JetSMART lança assinatura de voos ilimitados; ação vale no Brasil
Viajar de avião pela América do Sul quantas vezes quiser ao longo de um ano pagando um valor único. Essa é a proposta ousada da JetSmart, companhia aérea chilena de baixo custo (low cost), que trouxe para a região o passe anual batizado de “All You Can Fly“.
O pacote foca em viajantes frequentes e promete mexer com o mercado de turismo ao incluir o Brasil em sua malha de voos diretos.

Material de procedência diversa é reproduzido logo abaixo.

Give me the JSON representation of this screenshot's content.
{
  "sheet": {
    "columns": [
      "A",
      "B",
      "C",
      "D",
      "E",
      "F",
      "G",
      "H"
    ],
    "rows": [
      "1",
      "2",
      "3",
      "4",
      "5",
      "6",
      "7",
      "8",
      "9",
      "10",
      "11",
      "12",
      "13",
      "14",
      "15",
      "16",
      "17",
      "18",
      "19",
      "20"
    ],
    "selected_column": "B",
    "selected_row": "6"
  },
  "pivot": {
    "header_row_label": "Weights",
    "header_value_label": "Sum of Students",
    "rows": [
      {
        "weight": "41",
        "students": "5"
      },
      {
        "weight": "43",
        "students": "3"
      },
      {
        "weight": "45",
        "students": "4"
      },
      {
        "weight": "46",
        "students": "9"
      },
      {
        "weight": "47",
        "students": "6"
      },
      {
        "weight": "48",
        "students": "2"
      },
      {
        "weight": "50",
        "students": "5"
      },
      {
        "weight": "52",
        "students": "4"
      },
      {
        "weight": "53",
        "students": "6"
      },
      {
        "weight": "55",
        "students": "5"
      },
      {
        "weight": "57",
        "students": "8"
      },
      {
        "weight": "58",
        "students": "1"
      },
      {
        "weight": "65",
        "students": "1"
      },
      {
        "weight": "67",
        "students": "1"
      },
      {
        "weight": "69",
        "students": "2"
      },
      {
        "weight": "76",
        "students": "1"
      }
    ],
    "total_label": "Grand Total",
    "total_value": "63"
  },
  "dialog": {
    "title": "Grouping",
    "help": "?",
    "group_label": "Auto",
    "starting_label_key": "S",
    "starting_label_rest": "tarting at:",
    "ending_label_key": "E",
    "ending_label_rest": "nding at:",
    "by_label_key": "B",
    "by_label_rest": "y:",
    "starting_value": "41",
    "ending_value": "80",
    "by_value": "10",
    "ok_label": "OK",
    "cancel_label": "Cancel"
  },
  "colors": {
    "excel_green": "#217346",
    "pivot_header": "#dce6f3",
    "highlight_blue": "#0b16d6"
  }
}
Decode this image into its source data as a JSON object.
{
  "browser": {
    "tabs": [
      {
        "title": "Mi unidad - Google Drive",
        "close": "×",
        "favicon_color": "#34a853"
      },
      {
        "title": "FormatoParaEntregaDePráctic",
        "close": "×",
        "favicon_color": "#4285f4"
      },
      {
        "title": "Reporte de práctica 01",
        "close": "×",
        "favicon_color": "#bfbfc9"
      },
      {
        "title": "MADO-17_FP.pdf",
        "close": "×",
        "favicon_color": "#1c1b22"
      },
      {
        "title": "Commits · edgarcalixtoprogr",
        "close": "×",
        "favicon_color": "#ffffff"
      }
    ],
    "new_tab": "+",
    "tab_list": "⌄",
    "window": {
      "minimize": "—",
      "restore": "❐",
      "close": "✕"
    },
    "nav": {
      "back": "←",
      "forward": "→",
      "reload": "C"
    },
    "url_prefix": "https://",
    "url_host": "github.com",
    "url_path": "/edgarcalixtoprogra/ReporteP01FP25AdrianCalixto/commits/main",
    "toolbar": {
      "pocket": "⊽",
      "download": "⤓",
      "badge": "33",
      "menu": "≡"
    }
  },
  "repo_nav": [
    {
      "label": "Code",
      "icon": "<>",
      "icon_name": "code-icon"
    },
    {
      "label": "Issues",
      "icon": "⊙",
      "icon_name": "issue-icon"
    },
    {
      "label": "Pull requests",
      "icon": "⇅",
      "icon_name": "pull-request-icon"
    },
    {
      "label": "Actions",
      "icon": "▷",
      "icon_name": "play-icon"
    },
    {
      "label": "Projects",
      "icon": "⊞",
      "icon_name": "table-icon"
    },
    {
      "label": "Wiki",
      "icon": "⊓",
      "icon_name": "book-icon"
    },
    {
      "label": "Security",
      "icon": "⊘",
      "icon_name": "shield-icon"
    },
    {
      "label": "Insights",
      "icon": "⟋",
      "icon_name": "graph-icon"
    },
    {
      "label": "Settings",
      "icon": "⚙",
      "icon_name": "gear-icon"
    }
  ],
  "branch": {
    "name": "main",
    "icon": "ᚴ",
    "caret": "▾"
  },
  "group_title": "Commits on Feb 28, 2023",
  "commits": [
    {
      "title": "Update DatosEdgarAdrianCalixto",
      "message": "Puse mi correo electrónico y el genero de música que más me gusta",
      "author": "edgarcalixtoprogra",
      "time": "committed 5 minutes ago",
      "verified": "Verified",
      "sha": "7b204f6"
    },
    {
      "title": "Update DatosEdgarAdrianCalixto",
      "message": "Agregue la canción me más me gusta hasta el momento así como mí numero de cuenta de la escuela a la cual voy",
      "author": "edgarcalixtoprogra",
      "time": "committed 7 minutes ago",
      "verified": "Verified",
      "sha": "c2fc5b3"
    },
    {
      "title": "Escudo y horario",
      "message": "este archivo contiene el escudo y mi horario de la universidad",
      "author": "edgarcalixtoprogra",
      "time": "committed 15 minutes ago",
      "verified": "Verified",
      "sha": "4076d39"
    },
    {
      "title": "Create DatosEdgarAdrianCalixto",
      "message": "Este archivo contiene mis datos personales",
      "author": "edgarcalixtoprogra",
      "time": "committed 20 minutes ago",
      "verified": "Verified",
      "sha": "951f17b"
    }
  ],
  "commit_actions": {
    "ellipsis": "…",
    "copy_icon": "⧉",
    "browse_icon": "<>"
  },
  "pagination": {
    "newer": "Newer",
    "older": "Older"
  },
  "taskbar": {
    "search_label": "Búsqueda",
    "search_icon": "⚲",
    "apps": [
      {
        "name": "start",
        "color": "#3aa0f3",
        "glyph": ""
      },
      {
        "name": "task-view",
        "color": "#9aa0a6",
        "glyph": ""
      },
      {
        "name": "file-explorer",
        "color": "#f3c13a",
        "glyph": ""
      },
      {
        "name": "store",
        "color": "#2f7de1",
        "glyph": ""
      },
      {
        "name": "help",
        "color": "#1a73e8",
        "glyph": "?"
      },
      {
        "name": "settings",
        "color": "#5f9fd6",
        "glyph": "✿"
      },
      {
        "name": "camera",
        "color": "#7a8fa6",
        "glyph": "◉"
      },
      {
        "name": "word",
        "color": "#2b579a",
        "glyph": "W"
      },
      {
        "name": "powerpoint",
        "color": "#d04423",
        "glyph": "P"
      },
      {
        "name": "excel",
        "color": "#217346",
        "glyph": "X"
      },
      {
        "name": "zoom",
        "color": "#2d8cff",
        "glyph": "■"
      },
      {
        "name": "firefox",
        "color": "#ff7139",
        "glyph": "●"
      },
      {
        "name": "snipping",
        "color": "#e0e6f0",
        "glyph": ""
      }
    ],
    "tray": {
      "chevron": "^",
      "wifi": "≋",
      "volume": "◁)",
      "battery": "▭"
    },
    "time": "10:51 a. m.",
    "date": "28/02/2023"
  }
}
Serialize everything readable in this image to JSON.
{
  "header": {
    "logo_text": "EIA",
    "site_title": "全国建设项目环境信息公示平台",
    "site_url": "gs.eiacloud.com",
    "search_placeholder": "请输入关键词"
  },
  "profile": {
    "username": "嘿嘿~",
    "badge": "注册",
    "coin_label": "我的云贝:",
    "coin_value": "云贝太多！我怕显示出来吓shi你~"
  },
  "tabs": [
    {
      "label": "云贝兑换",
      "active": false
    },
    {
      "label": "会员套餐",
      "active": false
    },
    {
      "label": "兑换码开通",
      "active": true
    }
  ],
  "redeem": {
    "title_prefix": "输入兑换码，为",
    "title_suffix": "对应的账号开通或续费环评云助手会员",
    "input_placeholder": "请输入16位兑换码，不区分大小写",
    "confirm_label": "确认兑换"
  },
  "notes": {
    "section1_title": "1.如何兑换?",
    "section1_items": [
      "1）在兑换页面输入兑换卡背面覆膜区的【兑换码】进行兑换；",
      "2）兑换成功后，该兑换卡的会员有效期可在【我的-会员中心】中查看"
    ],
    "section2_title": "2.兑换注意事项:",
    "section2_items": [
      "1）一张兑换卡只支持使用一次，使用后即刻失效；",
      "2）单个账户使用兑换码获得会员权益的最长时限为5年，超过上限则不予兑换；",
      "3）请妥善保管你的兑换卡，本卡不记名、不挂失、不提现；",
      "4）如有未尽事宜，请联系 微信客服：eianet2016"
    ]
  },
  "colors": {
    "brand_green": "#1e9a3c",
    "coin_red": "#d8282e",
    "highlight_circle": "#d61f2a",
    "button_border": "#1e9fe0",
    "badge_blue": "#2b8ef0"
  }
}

Disponível por um pagamento único de US$ 550 (aproximadamente R$ 2.750 na cotação atual), a assinatura tem validade de 12 meses. A iniciativa segue uma tendência global de fidelização, espelhada em modelos de sucesso dos Estados Unidos, focando em antecipar receitas e ocupar assentos que, de outra forma, poderiam decolar vazios.
Segundo a empresa, a malha de cobertura inclui conexões muito procuradas pelos turistas, como a rota entre Recife e Buenos Aires. Além disso, o passe atende voos que partem de grandes hubs nacionais como Rio de Janeiro, São Paulo e Florianópolis, conectando os viajantes brasileiros a diferentes destinos na América do Sul, incluindo cidades estratégicas na Argentina, Chile e Uruguai.
Como funciona o passe anual da JetSmart
A mecânica do programa funciona como um serviço de assinatura tradicional, mas exige atenção às regras. O passe anual cobre integralmente a chamada tarifa-base das passagens para qualquer rota direta operada pela empresa na América do Sul.

A pegadinha benéfica para a companhia —e que exige planejamento do passageiro— é que as emissões dependem estritamente da disponibilidade de assentos reservados para o programa em cada aeronave. Além disso, o passe não isenta o cliente do pagamento de taxas de embarque, impostos e encargos aeroportuários, que devem ser quitados trecho a trecho no momento da reserva.
Como é padrão no modelo de negócios ultra low cost, serviços adicionais como despacho de bagagem e escolha de assentos continuam sendo cobrados separadamente.
Regras e as rotas brasileiras
Para quem deseja aproveitar o benefício, a flexibilidade é a palavra de ordem. O formato foi desenhado para passageiros espontâneos ou que conseguem adaptar seus compromissos na última hora. O prazo mínimo para o resgate de passagens em voos domésticos nos países onde a empresa opera é de 24 horas antes da partida.
Já para os trechos internacionais, que conectam os países da América do Sul, a antecedência mínima exigida para a reserva é de 72 horas.
No caso do mercado brasileiro, o uso do passe está atrelado às rotas disponibilizadas pela empresa em cada período. Como a JetSmart opera parte de seus voos de forma sazonal no país, os assinantes precisam consultar a malha com frequência.
Outro cuidado indispensável para as viagens internacionais com o passe é garantir a reserva do bilhete de retorno com antecedência, uma vez que as autoridades de imigração de vários países exigem a comprovação de volta para permitir a entrada de turistas.